Alain Ducat / Quand on est l’occasionnel voisin de chronique d’un éminent traqueur d’étymologie et de trésors lexicaux et que l’on peste volontiers sur les tortures infligées, jusque dans les médias, à la belle langue française, on ne peut qu’y être sensible… Ce mercredi 21 février, c’était la journée internationale de la langue maternelle. Promulguée par l’Unesco, en collaboration avec l’Organisation internationale de la francophonie, elle existe depuis près de vingt ans.

La Commission luxembourgeoise pour la coopération avec l’Unesco est évidemment de la partie, réitérant son engagement pour la culture, voire la défense, de la langue maternelle. Le contexte de diversité linguistique du pays rend la chose d’autant plus importante: le quotidien y démontre à quel point langues dites étrangères et maternelle peuvent coexister, et mutuellement s’enrichir.

Pour l’occasion, les écoles étaient invitées à encourager les élèves à présenter leurs racines et à utiliser l’idiome transmis par la famille. Les idiomes peut-être. La langue maternelle n’est pas forcément celle du père ou du compagnon, pas plus qu’elle n’est la mère de toutes les langues.

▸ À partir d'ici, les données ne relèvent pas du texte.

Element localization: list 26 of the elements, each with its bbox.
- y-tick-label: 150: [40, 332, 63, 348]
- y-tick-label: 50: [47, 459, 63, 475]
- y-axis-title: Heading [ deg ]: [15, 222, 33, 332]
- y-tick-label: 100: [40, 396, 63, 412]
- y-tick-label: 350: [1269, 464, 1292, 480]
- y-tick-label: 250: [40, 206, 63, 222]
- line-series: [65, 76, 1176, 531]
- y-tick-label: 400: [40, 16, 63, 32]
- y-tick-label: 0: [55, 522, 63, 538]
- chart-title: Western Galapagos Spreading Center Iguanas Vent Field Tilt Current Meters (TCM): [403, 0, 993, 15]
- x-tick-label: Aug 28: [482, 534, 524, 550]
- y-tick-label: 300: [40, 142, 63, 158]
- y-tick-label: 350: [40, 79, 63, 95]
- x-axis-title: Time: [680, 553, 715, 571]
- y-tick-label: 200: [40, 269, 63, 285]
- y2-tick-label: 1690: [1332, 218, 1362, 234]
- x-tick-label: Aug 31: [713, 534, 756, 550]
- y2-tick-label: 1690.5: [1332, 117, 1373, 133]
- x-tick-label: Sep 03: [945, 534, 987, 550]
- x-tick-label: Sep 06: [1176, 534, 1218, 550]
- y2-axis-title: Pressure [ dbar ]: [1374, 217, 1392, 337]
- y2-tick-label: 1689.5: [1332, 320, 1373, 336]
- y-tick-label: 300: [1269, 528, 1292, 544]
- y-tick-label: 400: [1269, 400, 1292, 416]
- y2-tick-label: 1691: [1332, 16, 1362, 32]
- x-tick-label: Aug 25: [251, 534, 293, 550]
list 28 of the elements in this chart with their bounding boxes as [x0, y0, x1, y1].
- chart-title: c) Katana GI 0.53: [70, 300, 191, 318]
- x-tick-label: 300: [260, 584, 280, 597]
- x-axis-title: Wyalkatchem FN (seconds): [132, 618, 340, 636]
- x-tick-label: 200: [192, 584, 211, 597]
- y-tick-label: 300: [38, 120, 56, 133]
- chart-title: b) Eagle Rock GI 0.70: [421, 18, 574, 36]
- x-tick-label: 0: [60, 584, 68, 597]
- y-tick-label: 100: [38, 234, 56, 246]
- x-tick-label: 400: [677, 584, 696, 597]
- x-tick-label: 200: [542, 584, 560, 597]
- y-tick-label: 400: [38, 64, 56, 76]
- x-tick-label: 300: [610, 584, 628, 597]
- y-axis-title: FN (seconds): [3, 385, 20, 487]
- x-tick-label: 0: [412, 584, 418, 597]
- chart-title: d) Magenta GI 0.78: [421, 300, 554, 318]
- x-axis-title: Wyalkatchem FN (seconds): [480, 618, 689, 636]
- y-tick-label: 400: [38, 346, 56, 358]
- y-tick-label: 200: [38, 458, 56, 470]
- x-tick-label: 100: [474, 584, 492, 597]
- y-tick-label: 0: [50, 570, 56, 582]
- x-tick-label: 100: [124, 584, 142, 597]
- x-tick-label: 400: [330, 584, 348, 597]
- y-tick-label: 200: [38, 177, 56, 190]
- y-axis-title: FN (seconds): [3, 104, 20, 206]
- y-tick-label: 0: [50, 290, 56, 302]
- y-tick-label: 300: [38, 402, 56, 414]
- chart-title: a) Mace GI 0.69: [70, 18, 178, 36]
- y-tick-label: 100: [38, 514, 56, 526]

Car les combinaisons se multiplient quand les langues se délient. Plus de 150 nationalités sont présentes au Grand-Duché, un grand village. Certains pays ayant plusieurs cordes vernaculaires à leur arc et une langue pouvant être commune à plusieurs nations, en tout ou partie, les potentiels croisements relèvent du calcul de probabilité.

Mais cela donne une richesse, un fonds de cultures, qu’il est sympathique de valoriser.